Pas très bien reçu à Cannes, le dernier film de Paolo Sorrentino a pourtant tout ce qu’il faut pour séduire et même emporter le spectateur. A la découverte de Rome, la vision pleine de nostalgie du réalisateur nous permet de découvrir avec tour à tour stupeur, agacement, compassion et révolte la pensée d’un intellectuel raté à l’aube de ses 65 ans. Une vraie réussite qui tient grâce à un casting impeccable et une réalisation légère et gracieuse.
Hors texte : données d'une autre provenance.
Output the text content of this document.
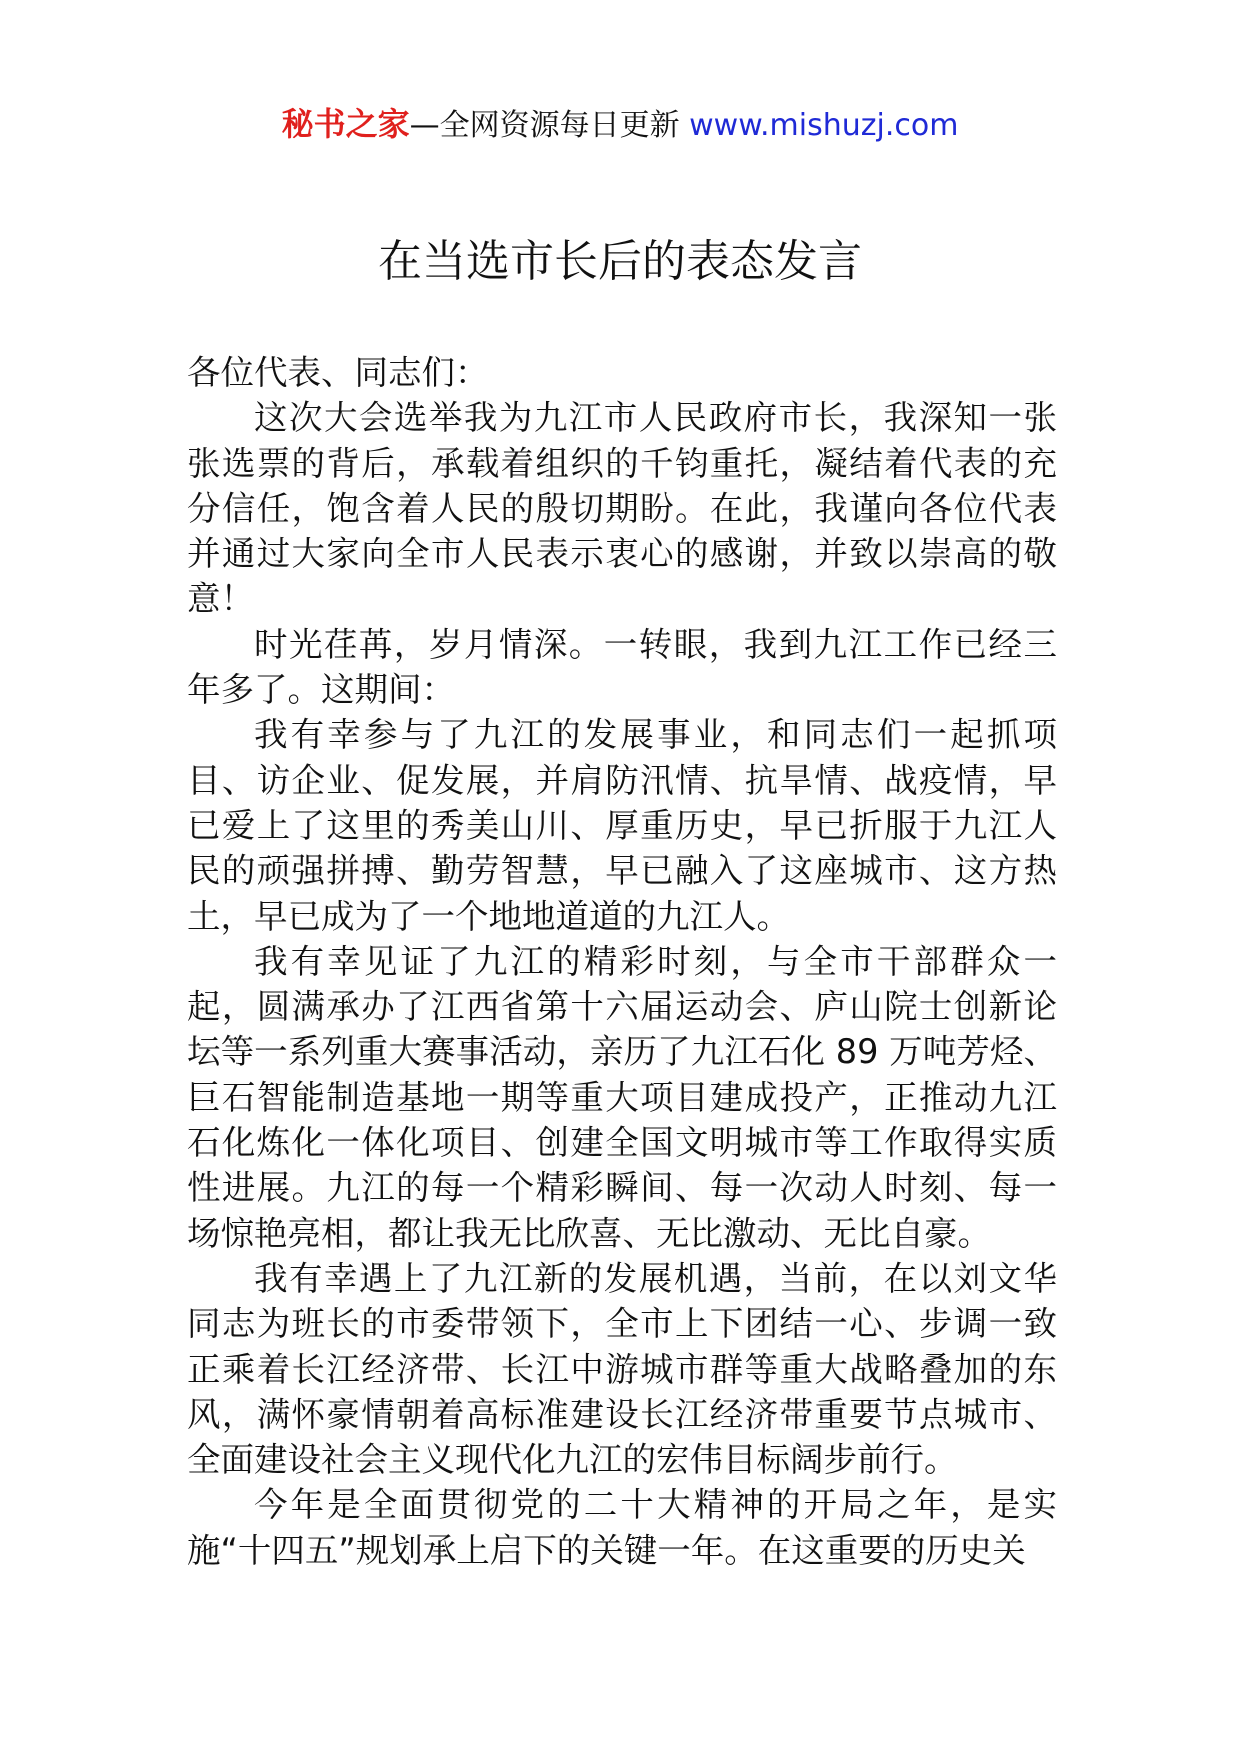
秘书之家—全网资源每日更新 www.mishuzj.com
在当选市长后的表态发言

各位代表、同志们：

这次大会选举我为九江市人民政府市长，我深知一张张选票的背后，承载着组织的千钧重托，凝结着代表的充分信任，饱含着人民的殷切期盼。在此，我谨向各位代表并通过大家向全市人民表示衷心的感谢，并致以崇高的敬意！

时光荏苒，岁月情深。一转眼，我到九江工作已经三年多了。这期间：

我有幸参与了九江的发展事业，和同志们一起抓项目、访企业、促发展，并肩防汛情、抗旱情、战疫情，早已爱上了这里的秀美山川、厚重历史，早已折服于九江人民的顽强拼搏、勤劳智慧，早已融入了这座城市、这方热土，早已成为了一个地地道道的九江人。

我有幸见证了九江的精彩时刻，与全市干部群众一起，圆满承办了江西省第十六届运动会、庐山院士创新论坛等一系列重大赛事活动，亲历了九江石化 89 万吨芳烃、巨石智能制造基地一期等重大项目建成投产，正推动九江石化炼化一体化项目、创建全国文明城市等工作取得实质性进展。九江的每一个精彩瞬间、每一次动人时刻、每一场惊艳亮相，都让我无比欣喜、无比激动、无比自豪。

我有幸遇上了九江新的发展机遇，当前，在以刘文华同志为班长的市委带领下，全市上下团结一心、步调一致正乘着长江经济带、长江中游城市群等重大战略叠加的东风，满怀豪情朝着高标准建设长江经济带重要节点城市、全面建设社会主义现代化九江的宏伟目标阔步前行。

今年是全面贯彻党的二十大精神的开局之年，是实施“十四五”规划承上启下的关键一年。在这重要的历史关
Jep se veut jeune mais Jep est vieux. Et il se rend compte alors que ses amis font la fête pour son soixante-cinquième anniversaire qu’il est passé à côté de sa vie. Il regrette ses aspirations de jeunesse et voudrait pouvoir tout recommencer. Donneur de leçons parfois cruel, il déambule dans la grande Rome à la recherche d’un sens. A quoi on ne sait pas forcément, si ce n’est qu’il voit enfin d’un œil critique une société pleine de vacuité se nourrir d’une ville au passé grandiose, mère de toute une culture et beauté absolue.
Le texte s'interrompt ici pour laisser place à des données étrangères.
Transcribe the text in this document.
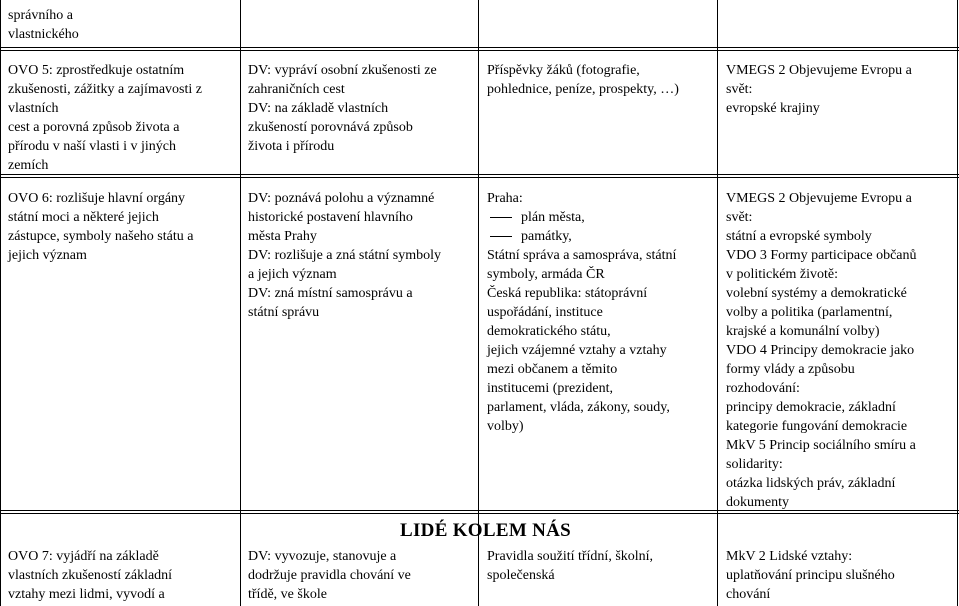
správního a
vlastnického
OVO 5: zprostředkuje ostatním
zkušenosti, zážitky a zajímavosti z
vlastních
cest a porovná způsob života a
přírodu v naší vlasti i v jiných
zemích
DV: vypráví osobní zkušenosti ze
zahraničních cest
DV: na základě vlastních
zkušeností porovnává způsob
života i přírodu
Příspěvky žáků (fotografie,
pohlednice, peníze, prospekty, …)
VMEGS 2 Objevujeme Evropu a
svět:
evropské krajiny
OVO 6: rozlišuje hlavní orgány
státní moci a některé jejich
zástupce, symboly našeho státu a
jejich význam
DV: poznává polohu a významné
historické postavení hlavního
města Prahy
DV: rozlišuje a zná státní symboly
a jejich význam
DV: zná místní samosprávu a
státní správu
Praha:
plán města,
památky,
Státní správa a samospráva, státní
symboly, armáda ČR
Česká republika: státoprávní
uspořádání, instituce
demokratického státu,
jejich vzájemné vztahy a vztahy
mezi občanem a těmito
institucemi (prezident,
parlament, vláda, zákony, soudy,
volby)
VMEGS 2 Objevujeme Evropu a
svět:
státní a evropské symboly
VDO 3 Formy participace občanů
v politickém životě:
volební systémy a demokratické
volby a politika (parlamentní,
krajské a komunální volby)
VDO 4 Principy demokracie jako
formy vlády a způsobu
rozhodování:
principy demokracie, základní
kategorie fungování demokracie
MkV 5 Princip sociálního smíru a
solidarity:
otázka lidských práv, základní
dokumenty
LIDÉ KOLEM NÁS
OVO 7: vyjádří na základě
vlastních zkušeností základní
vztahy mezi lidmi, vyvodí a
DV: vyvozuje, stanovuje a
dodržuje pravidla chování ve
třídě, ve škole
Pravidla soužití třídní, školní,
společenská
MkV 2 Lidské vztahy:
uplatňování principu slušného
chování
Comme lui la caméra virevolte, dans les allées de Rome et comme lui elle observe sans juger. Elle constate ce qu’elle voit, l’analyse et le redistribue au spectateur à la fois amusé par la décadence d’une haute société qui n’en vaut pas forcément la peine et agacé par tant d’idiotie. Jep voulait avoir le pouvoir de gâcher les soirées, c’est chose faite. Pourtant son véritable talent, celui de l’écriture, il l’a gâché. Il se sait identique au monde qui l’entoure et pire il sait que ce monde est universel. Satire sociale, ce bout de vie court et intense amène le spectateur à se reconsidérer et surtout à avoir un regard critique sur son propre mode de vie.
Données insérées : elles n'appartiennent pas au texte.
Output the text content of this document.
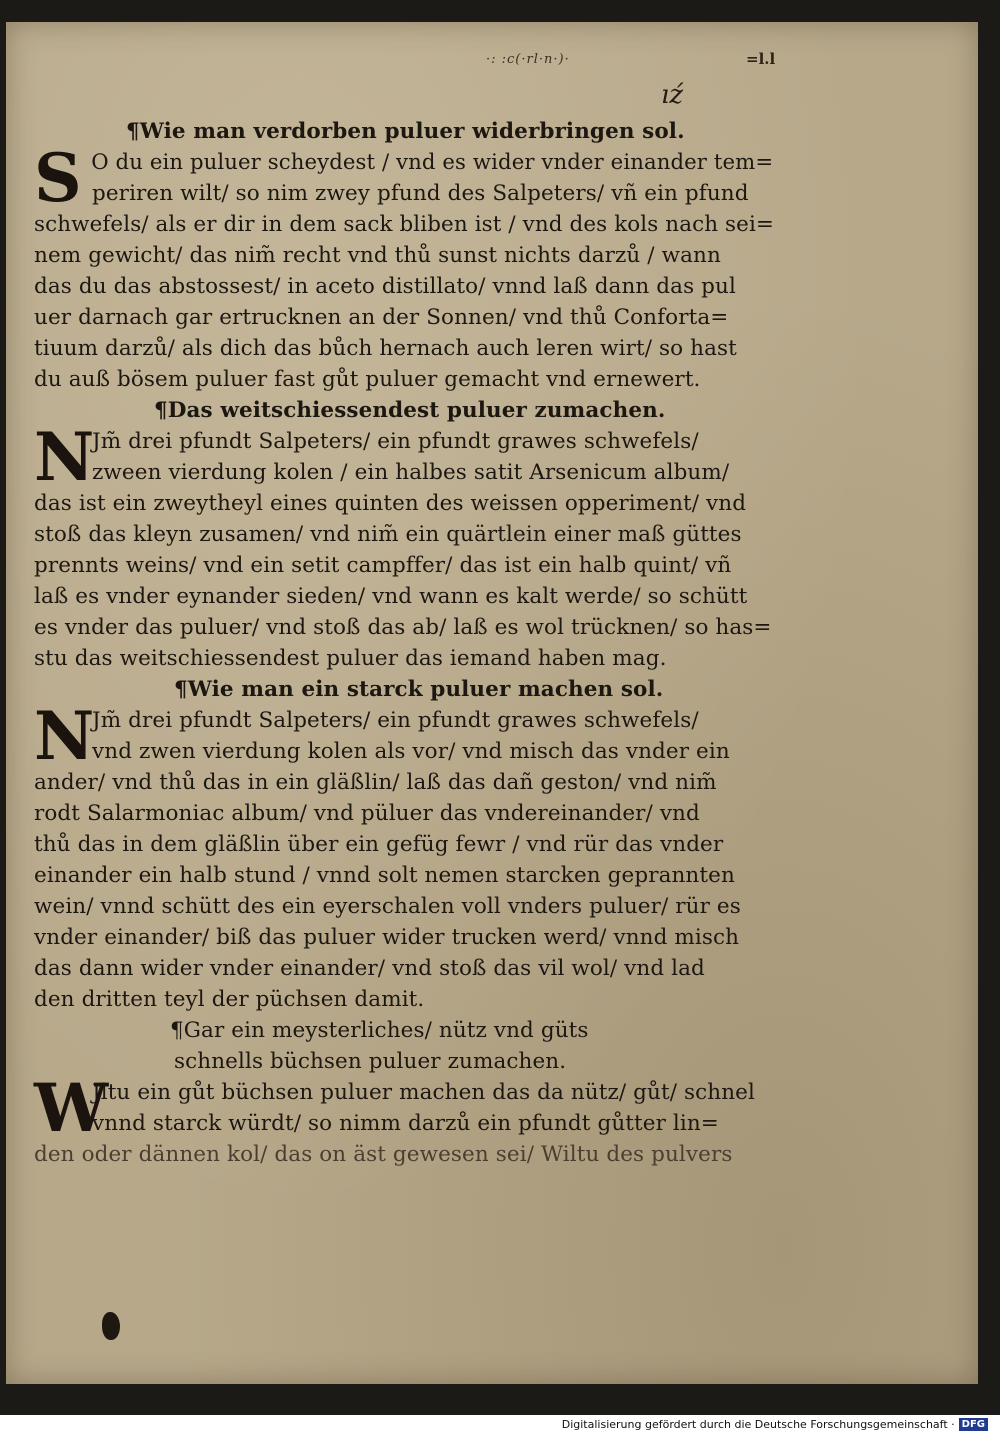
·: :c(·rl·n·)·	=l.l
ıź
¶Wie man verdorben puluer widerbringen sol.
S O du ein puluer scheydest / vnd es wider vnder einander tem=
periren wilt/ so nim zwey pfund des Salpeters/ vñ ein pfund
schwefels/ als er dir in dem sack bliben ist / vnd des kols nach sei=
nem gewicht/ das nim̃ recht vnd thů sunst nichts darzů / wann
das du das abstossest/ in aceto distillato/ vnnd laß dann das pul
uer darnach gar ertrucknen an der Sonnen/ vnd thů Conforta=
tiuum darzů/ als dich das bůch hernach auch leren wirt/ so hast
du auß bösem puluer fast gůt puluer gemacht vnd ernewert.
¶Das weitschiessendest puluer zumachen.
N
Jm̃ drei pfundt Salpeters/ ein pfundt grawes schwefels/
zween vierdung kolen / ein halbes satit Arsenicum album/
das ist ein zweytheyl eines quinten des weissen opperiment/ vnd
stoß das kleyn zusamen/ vnd nim̃ ein quärtlein einer maß güttes
prennts weins/ vnd ein setit campffer/ das ist ein halb quint/ vñ
laß es vnder eynander sieden/ vnd wann es kalt werde/ so schütt
es vnder das puluer/ vnd stoß das ab/ laß es wol trücknen/ so has=
stu das weitschiessendest puluer das iemand haben mag.
¶Wie man ein starck puluer machen sol.
N
Jm̃ drei pfundt Salpeters/ ein pfundt grawes schwefels/
vnd zwen vierdung kolen als vor/ vnd misch das vnder ein
ander/ vnd thů das in ein gläßlin/ laß das dañ geston/ vnd nim̃
rodt Salarmoniac album/ vnd püluer das vndereinander/ vnd
thů das in dem gläßlin über ein gefüg fewr / vnd rür das vnder
einander ein halb stund / vnnd solt nemen starcken geprannten
wein/ vnnd schütt des ein eyerschalen voll vnders puluer/ rür es
vnder einander/ biß das puluer wider trucken werd/ vnnd misch
das dann wider vnder einander/ vnd stoß das vil wol/ vnd lad
den dritten teyl der püchsen damit.
¶Gar ein meysterliches/ nütz vnd güts
schnells büchsen puluer zumachen.
W
Jltu ein gůt büchsen puluer machen das da nütz/ gůt/ schnel
vnnd starck würdt/ so nimm darzů ein pfundt gůtter lin=
den oder dännen kol/ das on äst gewesen sei/ Wiltu des pulvers
Digitalisierung gefördert durch die Deutsche Forschungsgemeinschaft · DFG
En cela, le film est universel et doit pouvoir toucher tout un chacun. La bande-son est touchante et tous les personnages sont là pour représenter quelque chose. Même la pseudo artiste dont Jep doit faire l’interview et qui vide de sens jusqu’à la représentation théâtrale la plus basique est là pour rappeler que nous sommes tous affectés par ce que Jep est en train de vivre. Il a pour lui de pouvoir prendre du recul et ne fait aucune concession quant à ce qu’il comprend des situations qu’il vit et grâce à cela, on peut plus facilement aborder sa vie.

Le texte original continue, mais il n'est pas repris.